なんだかじ~んときて、涙ぐんでしまいました。その女性にとっては年を取ってもなお鮮やかに思い出せる出来事だったでしょうね。

投稿: ころころ | 2012年5月 5日 (土) 21時23分

木村重成さんは、凄惨な大坂の陣に、源平時代の武者が現れたような華やかさがありますね。

いかに人気があって、才能があっても、ガラの悪い奴は日本の歴史には美しく残りません。誰彼言ってる訳ではありませんが…。

投稿: レッドバロン | 2012年5月 6日 (日) 00時46分

ころころさん、こんばんは~

ホントですね~
女性にとっては、その一瞬が一生の思い出。
イイ話です。

投稿: 茶々 | 2012年5月 6日 (日) 02時05分

レッドバロンさん、こんばんは~

>凄惨な大坂の陣に、源平時代の武者が現れたような…

まさに!!
そうですね。

あまりドラマでお見かけしないのが不思議なくらいです。
絵になると思いますが…

投稿: 茶々 | 2012年5月 6日 (日) 02時07分

拍手押しましたで~^^
小さい頃から、なんも知らんと木村重成公の墓の公園があるんやけど・・そこで遊びまくってた~歴史が弱くて嫌いやってんけど、昨日なんとなく就活で地図をググる事に・・おお~久しぶりに木村公園!で・・木村重成公を何となくググって見たら、こちらに辿り着き・・え!!★YΣ(O∀oノ★)ノそんなに・・かっくぃぃ人やったんや・・と・・小さい頃めっちゃ墓の回りぎゃあぎゃあ言って遊ばせてもらってたのに、この年になるまで何も知らんくて・・実家近いし今度行ったら手合わせとこ~っと^^

投稿: SHIGEKAZU | 2014年6月14日 (土) 08時43分

SHIGEKAZUさん、ありがとうございます。

若江岩田の近くにあるとは聞いていまして、いつかお墓参りに行けたら…と思っていましたが、そうですか、周囲は公園になっているのですね。
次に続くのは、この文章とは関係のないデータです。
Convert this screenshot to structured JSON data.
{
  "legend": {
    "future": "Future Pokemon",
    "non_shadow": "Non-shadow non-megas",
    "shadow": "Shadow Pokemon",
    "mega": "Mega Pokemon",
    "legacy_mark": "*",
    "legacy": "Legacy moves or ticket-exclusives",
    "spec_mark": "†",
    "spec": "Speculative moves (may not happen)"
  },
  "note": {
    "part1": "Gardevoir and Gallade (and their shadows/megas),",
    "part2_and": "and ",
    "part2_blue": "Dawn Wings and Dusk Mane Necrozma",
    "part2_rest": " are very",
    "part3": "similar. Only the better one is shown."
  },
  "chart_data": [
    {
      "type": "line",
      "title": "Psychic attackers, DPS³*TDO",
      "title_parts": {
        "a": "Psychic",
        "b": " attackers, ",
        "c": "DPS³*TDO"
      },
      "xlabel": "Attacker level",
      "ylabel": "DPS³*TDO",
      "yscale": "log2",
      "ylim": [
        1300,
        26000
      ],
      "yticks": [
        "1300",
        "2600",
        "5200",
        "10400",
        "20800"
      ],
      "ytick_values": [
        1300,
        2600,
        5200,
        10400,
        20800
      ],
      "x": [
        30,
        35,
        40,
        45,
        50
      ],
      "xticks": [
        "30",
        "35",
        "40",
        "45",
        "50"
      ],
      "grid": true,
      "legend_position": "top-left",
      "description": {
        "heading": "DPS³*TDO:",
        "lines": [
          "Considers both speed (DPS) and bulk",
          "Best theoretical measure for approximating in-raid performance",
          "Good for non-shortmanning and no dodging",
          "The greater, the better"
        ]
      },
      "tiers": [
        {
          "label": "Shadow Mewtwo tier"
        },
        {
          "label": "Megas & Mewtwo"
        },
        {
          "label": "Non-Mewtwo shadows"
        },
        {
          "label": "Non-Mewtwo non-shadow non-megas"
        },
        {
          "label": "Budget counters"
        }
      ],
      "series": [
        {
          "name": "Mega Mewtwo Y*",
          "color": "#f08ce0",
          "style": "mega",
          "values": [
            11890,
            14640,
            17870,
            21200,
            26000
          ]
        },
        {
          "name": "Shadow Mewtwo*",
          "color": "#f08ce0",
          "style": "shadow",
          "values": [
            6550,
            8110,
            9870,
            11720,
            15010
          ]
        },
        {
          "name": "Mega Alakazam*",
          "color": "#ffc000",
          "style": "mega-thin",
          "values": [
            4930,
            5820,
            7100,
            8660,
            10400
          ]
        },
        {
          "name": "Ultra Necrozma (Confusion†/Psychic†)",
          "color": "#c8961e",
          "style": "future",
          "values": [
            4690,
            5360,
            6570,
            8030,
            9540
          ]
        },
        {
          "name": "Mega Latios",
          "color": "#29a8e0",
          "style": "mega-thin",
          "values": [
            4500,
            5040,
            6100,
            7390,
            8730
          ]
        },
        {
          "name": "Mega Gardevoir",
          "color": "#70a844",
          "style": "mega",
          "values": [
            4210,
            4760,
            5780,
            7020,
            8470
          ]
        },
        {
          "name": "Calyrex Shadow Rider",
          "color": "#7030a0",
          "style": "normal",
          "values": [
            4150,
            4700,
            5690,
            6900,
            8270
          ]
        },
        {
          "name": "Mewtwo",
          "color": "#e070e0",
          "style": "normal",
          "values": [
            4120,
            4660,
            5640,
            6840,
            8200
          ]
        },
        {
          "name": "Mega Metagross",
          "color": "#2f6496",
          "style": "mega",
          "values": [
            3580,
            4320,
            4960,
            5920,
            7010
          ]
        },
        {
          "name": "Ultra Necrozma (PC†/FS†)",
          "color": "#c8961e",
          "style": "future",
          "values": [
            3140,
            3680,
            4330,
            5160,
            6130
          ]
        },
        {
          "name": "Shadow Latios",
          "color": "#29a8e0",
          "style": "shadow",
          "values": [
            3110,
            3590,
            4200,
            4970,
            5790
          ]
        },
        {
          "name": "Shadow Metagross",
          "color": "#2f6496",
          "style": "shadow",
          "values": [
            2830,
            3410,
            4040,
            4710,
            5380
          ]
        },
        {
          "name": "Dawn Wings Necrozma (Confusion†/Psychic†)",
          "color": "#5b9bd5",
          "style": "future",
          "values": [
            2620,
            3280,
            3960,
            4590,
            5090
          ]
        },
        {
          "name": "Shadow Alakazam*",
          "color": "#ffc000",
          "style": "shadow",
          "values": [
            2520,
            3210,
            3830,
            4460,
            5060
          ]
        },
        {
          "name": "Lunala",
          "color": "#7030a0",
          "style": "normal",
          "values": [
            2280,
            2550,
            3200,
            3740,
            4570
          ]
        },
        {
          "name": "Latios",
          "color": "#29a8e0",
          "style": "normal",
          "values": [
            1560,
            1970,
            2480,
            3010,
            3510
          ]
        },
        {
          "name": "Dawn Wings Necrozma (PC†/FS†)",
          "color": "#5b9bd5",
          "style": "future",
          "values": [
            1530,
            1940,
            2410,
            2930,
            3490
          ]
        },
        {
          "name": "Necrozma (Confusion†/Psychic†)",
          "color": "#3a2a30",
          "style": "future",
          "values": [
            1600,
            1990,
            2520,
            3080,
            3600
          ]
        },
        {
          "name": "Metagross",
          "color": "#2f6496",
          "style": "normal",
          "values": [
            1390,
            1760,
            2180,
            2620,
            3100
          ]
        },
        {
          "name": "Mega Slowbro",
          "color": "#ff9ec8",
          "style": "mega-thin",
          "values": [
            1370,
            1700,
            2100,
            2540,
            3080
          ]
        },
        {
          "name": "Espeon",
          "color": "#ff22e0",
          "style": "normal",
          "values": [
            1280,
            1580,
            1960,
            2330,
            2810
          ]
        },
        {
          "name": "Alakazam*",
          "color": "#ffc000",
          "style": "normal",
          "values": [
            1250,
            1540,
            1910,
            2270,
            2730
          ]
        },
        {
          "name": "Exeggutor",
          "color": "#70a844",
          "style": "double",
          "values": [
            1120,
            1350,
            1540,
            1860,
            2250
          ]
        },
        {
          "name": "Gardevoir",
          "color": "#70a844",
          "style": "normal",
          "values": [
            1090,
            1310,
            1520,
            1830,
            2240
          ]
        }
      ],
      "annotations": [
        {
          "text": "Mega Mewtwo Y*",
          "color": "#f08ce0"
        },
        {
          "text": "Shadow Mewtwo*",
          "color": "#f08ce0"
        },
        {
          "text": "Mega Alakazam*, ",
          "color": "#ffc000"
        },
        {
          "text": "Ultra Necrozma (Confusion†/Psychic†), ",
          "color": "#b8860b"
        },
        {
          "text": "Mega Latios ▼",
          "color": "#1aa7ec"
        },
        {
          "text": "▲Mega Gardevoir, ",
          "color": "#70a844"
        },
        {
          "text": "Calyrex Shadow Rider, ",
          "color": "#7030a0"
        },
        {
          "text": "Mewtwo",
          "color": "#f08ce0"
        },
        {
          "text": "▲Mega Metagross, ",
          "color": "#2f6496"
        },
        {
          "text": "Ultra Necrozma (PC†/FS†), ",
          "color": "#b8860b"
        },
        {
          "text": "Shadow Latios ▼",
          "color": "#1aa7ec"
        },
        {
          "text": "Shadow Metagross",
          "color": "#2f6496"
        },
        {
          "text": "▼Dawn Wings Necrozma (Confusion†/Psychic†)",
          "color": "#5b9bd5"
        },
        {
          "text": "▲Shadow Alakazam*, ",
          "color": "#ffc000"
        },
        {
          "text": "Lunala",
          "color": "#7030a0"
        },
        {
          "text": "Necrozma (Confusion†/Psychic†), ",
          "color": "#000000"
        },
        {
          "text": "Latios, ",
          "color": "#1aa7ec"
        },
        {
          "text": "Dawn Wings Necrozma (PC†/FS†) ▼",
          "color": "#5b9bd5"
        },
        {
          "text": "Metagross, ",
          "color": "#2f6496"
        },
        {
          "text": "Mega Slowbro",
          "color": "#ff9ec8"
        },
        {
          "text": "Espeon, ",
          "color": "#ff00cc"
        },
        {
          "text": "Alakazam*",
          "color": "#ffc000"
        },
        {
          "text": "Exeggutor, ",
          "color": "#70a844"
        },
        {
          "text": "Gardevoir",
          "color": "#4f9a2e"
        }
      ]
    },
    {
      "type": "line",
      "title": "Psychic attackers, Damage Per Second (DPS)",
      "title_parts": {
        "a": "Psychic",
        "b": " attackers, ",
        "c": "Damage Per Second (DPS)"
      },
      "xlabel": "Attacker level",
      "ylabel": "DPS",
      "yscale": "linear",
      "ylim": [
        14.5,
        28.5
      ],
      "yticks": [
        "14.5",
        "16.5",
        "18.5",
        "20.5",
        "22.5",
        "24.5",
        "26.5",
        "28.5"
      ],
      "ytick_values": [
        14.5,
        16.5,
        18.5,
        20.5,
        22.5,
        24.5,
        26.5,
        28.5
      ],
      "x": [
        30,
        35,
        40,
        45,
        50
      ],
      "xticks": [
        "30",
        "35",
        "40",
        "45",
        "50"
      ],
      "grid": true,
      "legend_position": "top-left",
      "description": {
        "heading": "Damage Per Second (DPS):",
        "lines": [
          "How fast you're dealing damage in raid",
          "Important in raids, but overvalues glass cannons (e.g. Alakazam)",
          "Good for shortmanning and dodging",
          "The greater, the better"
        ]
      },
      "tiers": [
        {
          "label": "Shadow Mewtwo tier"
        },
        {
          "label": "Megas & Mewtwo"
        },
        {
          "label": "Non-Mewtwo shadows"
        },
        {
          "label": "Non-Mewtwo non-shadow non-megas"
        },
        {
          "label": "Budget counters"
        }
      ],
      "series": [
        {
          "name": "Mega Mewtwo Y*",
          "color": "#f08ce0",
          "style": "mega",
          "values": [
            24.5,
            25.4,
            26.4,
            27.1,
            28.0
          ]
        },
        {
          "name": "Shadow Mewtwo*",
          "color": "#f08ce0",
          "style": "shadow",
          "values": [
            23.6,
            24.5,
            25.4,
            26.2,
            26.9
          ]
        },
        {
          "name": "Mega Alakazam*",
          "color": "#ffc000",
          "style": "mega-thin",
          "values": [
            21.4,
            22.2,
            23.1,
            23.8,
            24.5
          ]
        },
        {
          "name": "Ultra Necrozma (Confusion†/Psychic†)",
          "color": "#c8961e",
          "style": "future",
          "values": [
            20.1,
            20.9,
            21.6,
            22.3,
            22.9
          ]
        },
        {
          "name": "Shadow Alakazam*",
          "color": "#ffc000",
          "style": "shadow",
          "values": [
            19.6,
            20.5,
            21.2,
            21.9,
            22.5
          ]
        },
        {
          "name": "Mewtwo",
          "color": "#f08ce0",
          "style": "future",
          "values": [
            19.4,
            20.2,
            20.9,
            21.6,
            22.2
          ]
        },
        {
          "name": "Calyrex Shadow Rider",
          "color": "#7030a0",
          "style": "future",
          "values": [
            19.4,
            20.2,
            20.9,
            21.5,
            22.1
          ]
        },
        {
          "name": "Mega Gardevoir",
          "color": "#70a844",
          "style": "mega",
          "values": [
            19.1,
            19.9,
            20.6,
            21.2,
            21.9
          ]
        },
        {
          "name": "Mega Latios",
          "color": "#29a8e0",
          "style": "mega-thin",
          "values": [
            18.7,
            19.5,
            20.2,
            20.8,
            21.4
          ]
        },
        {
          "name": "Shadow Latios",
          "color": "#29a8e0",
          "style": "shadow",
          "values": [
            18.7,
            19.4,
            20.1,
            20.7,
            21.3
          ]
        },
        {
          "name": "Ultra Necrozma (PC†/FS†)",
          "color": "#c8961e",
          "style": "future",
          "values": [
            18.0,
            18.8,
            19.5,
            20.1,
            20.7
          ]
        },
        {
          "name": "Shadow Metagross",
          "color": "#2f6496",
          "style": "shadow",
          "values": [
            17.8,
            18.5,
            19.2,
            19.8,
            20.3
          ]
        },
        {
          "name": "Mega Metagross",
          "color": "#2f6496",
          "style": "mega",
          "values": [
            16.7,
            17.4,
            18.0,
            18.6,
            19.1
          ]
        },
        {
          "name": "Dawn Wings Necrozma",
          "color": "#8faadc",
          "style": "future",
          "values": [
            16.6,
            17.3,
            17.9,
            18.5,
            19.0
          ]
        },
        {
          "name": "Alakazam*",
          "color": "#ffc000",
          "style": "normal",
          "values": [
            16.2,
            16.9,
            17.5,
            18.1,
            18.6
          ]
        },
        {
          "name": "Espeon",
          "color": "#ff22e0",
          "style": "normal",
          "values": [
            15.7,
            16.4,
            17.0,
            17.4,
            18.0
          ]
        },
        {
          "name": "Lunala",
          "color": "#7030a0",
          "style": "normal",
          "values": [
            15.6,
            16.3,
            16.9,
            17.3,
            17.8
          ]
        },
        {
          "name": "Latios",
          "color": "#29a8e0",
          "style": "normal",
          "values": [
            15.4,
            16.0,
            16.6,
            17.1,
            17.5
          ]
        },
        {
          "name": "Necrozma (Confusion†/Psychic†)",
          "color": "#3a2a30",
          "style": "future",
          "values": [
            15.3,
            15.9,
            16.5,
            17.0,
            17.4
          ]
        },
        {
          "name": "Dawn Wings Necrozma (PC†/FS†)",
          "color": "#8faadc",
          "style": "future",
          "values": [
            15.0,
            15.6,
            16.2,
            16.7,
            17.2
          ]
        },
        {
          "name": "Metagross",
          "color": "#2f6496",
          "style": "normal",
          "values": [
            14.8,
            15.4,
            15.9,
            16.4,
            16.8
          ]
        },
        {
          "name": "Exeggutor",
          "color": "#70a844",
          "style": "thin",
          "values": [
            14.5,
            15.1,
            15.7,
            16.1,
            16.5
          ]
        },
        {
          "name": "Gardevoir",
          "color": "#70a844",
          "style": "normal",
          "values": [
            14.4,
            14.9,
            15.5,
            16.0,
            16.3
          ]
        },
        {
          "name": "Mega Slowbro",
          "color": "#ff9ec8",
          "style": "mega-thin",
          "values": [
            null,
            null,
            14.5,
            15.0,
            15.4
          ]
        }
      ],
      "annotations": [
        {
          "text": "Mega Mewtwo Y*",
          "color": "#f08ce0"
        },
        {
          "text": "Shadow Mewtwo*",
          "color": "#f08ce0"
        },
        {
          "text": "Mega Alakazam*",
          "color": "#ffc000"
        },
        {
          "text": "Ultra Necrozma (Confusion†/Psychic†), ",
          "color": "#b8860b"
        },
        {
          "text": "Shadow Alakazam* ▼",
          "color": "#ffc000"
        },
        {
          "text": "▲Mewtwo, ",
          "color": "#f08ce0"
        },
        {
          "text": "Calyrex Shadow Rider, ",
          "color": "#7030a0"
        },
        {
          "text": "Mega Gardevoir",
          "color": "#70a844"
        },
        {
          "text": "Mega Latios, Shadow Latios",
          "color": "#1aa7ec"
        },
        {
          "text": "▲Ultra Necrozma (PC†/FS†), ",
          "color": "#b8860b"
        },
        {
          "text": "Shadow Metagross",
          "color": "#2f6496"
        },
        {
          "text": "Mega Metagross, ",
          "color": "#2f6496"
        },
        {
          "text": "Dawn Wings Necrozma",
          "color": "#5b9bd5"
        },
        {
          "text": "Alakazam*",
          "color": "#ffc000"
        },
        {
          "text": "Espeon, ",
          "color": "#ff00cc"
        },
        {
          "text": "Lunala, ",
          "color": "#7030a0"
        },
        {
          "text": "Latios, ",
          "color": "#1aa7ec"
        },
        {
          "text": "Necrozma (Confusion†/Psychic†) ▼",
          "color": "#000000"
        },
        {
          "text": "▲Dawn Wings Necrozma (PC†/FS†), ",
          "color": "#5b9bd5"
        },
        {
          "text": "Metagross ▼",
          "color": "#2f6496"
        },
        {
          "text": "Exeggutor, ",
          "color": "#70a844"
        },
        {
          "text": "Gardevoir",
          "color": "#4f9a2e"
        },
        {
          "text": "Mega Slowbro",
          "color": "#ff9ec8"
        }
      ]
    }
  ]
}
重成さんの、穏やかでやさしい性格が、そういった場所で永眠する事を願った結果なのかも知れませんね。
きっと、今も、子供たちの笑い声に癒されてはるのかも…

投稿: 茶々 | 2014年6月14日 (土) 14時38分

毎年、お祭りもやってます^^
小さい方の墓は東大阪市の若江岩田にあるのですが、大きい公園の中にあるお墓は八尾市幸町6丁目の第二寝屋川沿いにあります。機会があったら、是非お参り来て下さいね^^
これがその公園です。大分前のですが^^
今はもう少し綺麗になってました^^↓↓
http://www12.plala.or.jp/HOUJI/shiseki/newpage934.htm

投稿: SHIGEKAZU | 2014年6月14日 (土) 21時35分

SHIGEKAZUさん、こんばんは~

八尾市なのですね…すみません、早とちりでした。
場所を教えていただいて、ありがとうございます。